Company name:
Non-disclosed (marketing approval pending)
Company size:
1000+
Services provided:
SRE adoption
Duration of project:
ongoing
Engineers (FTE):
150+
Technology:
Azure, AKS, RestAPI + Events, including Azure Functions on K8s
The Problem
The client, a US-based fleet safety and manufacturing company with over 1,000 employees, struggled to scale its cloud operations. For several months, they attempted to hire a Site Reliability Engineering (SRE) Lead in Vancouver, Canada, but could not find the right talent locally.
The company also faced a vendor monopoly, with 80% of its R&D outsourced to a single provider in Colombia. This limited their innovation and created communication bottlenecks across their portfolio of 70+ digital products. They needed a strategic partner to diversify their talent pool and establish modern SRE standards.
The Strategy: Talent as a Service (TaaS)
Relout used its Talent as a Service model to provide a solution that went beyond traditional recruitment.
- Engineer-to-Engineer Vetting: The recruitment process was led by Relout’s founder, Gerard Stańczak, an SRE expert, who personally verified the technical skills and seniority of candidates. This technical oversight was a key factor in winning the client’s trust over standard HR agencies.
- Night Shift Sourcing: Because the client operates in Pacific Standard Time (PST), the Polish lead had to work until 1:00 AM CET. Relout specifically recruited senior engineers whose personal lifestyles allowed them to work these hours long-term.

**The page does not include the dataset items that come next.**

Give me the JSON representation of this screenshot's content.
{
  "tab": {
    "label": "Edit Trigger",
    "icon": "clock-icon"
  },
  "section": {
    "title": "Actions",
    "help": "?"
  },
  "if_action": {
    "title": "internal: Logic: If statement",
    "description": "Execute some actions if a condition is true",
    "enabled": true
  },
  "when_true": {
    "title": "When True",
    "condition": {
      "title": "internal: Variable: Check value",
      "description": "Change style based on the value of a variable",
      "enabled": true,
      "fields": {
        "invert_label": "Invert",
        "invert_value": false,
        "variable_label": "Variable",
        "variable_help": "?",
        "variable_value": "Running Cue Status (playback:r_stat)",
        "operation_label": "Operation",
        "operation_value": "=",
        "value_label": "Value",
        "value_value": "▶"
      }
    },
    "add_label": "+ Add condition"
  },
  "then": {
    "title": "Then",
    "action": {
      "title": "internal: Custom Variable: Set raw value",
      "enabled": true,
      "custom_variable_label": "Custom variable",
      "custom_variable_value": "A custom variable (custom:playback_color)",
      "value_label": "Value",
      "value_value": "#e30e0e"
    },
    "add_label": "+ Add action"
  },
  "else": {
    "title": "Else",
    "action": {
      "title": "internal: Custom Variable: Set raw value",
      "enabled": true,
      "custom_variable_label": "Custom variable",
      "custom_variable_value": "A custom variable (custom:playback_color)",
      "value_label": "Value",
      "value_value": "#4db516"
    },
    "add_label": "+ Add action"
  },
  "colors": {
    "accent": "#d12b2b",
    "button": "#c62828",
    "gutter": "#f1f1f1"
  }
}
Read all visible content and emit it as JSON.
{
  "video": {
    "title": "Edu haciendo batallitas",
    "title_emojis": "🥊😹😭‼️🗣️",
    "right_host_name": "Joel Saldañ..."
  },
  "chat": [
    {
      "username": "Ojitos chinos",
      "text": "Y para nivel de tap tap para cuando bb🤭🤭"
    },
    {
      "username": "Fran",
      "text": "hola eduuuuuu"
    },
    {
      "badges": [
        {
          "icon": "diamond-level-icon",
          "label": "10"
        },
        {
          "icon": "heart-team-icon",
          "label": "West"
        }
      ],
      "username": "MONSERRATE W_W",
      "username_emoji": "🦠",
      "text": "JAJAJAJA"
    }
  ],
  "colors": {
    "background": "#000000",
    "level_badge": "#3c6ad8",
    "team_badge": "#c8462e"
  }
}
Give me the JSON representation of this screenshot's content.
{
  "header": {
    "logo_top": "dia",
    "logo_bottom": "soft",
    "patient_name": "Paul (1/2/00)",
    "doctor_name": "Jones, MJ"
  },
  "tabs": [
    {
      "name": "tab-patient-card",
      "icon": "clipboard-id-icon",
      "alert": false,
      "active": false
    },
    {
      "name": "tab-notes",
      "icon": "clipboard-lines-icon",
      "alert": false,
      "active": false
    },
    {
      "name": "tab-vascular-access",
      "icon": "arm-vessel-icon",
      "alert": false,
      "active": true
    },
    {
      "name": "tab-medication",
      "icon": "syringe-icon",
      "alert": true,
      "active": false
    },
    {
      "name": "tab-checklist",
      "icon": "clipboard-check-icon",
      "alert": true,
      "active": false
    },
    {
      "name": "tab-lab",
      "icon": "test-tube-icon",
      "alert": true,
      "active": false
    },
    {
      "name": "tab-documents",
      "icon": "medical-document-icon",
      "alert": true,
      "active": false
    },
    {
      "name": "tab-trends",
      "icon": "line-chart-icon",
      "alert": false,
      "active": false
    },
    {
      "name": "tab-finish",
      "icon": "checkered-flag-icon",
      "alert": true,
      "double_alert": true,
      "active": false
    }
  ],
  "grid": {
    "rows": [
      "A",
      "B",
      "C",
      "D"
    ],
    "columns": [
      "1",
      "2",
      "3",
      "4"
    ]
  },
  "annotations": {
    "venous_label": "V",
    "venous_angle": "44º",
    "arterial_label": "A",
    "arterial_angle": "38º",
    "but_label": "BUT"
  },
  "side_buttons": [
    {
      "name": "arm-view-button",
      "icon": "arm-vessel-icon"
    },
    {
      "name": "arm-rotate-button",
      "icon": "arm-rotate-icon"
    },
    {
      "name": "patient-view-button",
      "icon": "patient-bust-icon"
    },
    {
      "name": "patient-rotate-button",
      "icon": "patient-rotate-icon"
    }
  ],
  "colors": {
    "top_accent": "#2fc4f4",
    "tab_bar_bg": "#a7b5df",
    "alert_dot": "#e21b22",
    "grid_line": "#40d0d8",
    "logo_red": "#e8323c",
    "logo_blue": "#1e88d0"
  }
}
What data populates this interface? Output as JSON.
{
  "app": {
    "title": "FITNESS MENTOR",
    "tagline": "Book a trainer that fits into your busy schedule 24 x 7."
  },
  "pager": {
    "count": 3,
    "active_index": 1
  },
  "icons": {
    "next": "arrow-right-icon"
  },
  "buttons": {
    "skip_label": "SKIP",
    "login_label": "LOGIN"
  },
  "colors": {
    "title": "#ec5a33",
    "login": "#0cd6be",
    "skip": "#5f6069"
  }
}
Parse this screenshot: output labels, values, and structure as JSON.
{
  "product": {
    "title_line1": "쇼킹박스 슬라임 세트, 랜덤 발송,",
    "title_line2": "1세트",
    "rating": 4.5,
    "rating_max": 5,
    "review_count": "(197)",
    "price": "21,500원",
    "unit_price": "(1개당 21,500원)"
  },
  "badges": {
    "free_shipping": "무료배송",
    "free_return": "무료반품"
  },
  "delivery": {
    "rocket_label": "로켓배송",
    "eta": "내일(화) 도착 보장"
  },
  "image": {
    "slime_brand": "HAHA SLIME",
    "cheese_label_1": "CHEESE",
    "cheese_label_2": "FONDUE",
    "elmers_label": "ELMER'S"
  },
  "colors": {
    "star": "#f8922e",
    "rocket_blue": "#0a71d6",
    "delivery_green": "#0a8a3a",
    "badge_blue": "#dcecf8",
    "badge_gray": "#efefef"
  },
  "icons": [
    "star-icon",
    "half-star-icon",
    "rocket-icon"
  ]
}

- Budgeting Realities (Poland vs. LATAM): Relout used market data to show that while Polish rates (approx. $56/h) were higher than in Colombia, the technical maturity and efficiency of Polish talent provided better annual value, even when accounting for more vacation days and holidays in Poland.
Technical Focus: Managing 20Gb/s Data and 70+ Products
The technical environment was massive, involving Azure Government and Commercial clouds, 60-70 node production AKS clusters, and a Kafka instance handling 20Gb/s peak ingestion.
Key SRE implementations included:
- Incident Management: Relout built a new incident response system from scratch, using War Rooms and dedicated Slack channels to centralize communication.
- Blameless Culture: They introduced Blameless Post-Mortems to focus on root cause analysis and actionable items rather than finger-pointing.
- Capacity Planning: A custom framework was created for the Data Ingestion System (DIS) to manage resource allocation for microservices using KEDA for autoscaling.
- Business Observability: Relout moved beyond basic technical metrics to create
- Grafana dashboards that allowed stakeholders to track business health, such as daily IoT file processing volumes.
- To ensure the transition was not just reactive, Relout developed a structured SRE Roadmap for 2026.
Operational Success: Team Integration and 8-Hour Overlap
The success of the first SRE Lead role allowed Relout to build a “Team of Five” within six months, including Cloud Leads and DevOps engineers.
- Managing the Time Difference: Relout optimized the work schedule to maintain a 50% to 75% overlap with the US teams. This ensured critical communication happened during the 3–4 hours when all global teams were online.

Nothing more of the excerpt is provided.